The words had barely left his mouth when one of the coons sat up on its hind legs and snickered at him, reaching up with its front paws to bat at his pant leg.
«Why not just shoot them?» Serena asked sweetly. «You could save up all their little hides and make yourself a shirt.»
Lucky narrowed his eyes and growled at her, but the effect was ruined when another raccoon reached from its perch on the gallery railing for the shiny button on Lucky s jeans. He arched away from it, scolding it in rapid French. The little coon sat back and whinnied at him, and he reached out grudgingly to scratch it behind one triangular ear.
Serena felt her heart give a traitorous thump. The big bad poacher had a soft spot for little animals. She reminded herself that even Hitler had had a pet, and she forced herself to go back to the table to wait.
Only after a breakfast of fried catfish and a bottle of beer did Lucky give any indication of being ready to take her to Gifford's.
«I've got better things to do than play chauffeur,» he grumbled as he poled the pirogue away from the shore.
Serena shot him a look over her shoulder. «You know, I'm sick of hearing you complain. If you didn't want to get involved in this, you could have left me at Gifford's yesterday. Why bring me here if you're too busy to take me back?»
He arched a brow above the rim of his mirrored sunglasses with insulting lasciviousness. «Do you really have to ask, sugar?»

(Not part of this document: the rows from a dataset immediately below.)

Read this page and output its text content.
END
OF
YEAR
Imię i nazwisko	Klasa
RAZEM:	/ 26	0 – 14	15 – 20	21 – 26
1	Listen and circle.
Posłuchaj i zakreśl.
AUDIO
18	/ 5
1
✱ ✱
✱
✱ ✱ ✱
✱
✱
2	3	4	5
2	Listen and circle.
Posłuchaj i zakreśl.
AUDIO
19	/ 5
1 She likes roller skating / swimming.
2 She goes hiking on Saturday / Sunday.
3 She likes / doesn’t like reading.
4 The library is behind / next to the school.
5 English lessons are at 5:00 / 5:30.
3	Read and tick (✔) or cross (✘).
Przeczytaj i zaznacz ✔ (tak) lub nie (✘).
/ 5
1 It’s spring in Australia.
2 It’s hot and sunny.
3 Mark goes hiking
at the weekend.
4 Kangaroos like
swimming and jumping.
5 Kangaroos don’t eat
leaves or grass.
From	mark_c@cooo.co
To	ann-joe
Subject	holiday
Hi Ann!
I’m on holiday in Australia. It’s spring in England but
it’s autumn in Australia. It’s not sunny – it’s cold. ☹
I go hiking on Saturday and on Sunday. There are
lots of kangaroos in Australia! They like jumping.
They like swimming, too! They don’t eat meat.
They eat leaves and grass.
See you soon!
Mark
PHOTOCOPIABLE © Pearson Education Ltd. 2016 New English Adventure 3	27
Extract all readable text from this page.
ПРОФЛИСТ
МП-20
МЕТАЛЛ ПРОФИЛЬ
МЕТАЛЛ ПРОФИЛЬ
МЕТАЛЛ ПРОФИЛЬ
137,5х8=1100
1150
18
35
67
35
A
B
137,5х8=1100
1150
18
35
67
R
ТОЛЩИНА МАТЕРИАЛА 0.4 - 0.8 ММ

She narrowed her eyes speculatively. «You know, I think you do that on purpose.»
«What?»
«Make obnoxious sexist remarks. I think you do it to make me angry, to throw me off the topic. Why is that, Lucky? Are you afraid to have a real conversation with a woman?»
«I'm not afraid of anything,» he said too vehemently, giving the push-pole a mighty shove. «I'm sure as hell not afraid of you.»
They traveled on in a silence that was as thick as the muggy air.
No shotgun blast greeted them this time as they rounded the bend to Gifford's cabin. Gifford sat on the steps tying fishing flies. Pepper Fontenot sat in a ratty old green and white lawn chair in the yard with a gutted outboard motor on a tarp at his feet. The clamorous sounds of a Cajun band blasted out of a portable radio on the gallery.
«Hey, Giff, what sa matter with you? You run outta shells or somethin'?» Lucky hollered as he piloted the boat alongside the rickety dock.
Gifford pushed himself to his feet and jammed his big hands at his waist. «Hell, I ain't wasting good buckshot on you, Doucet.»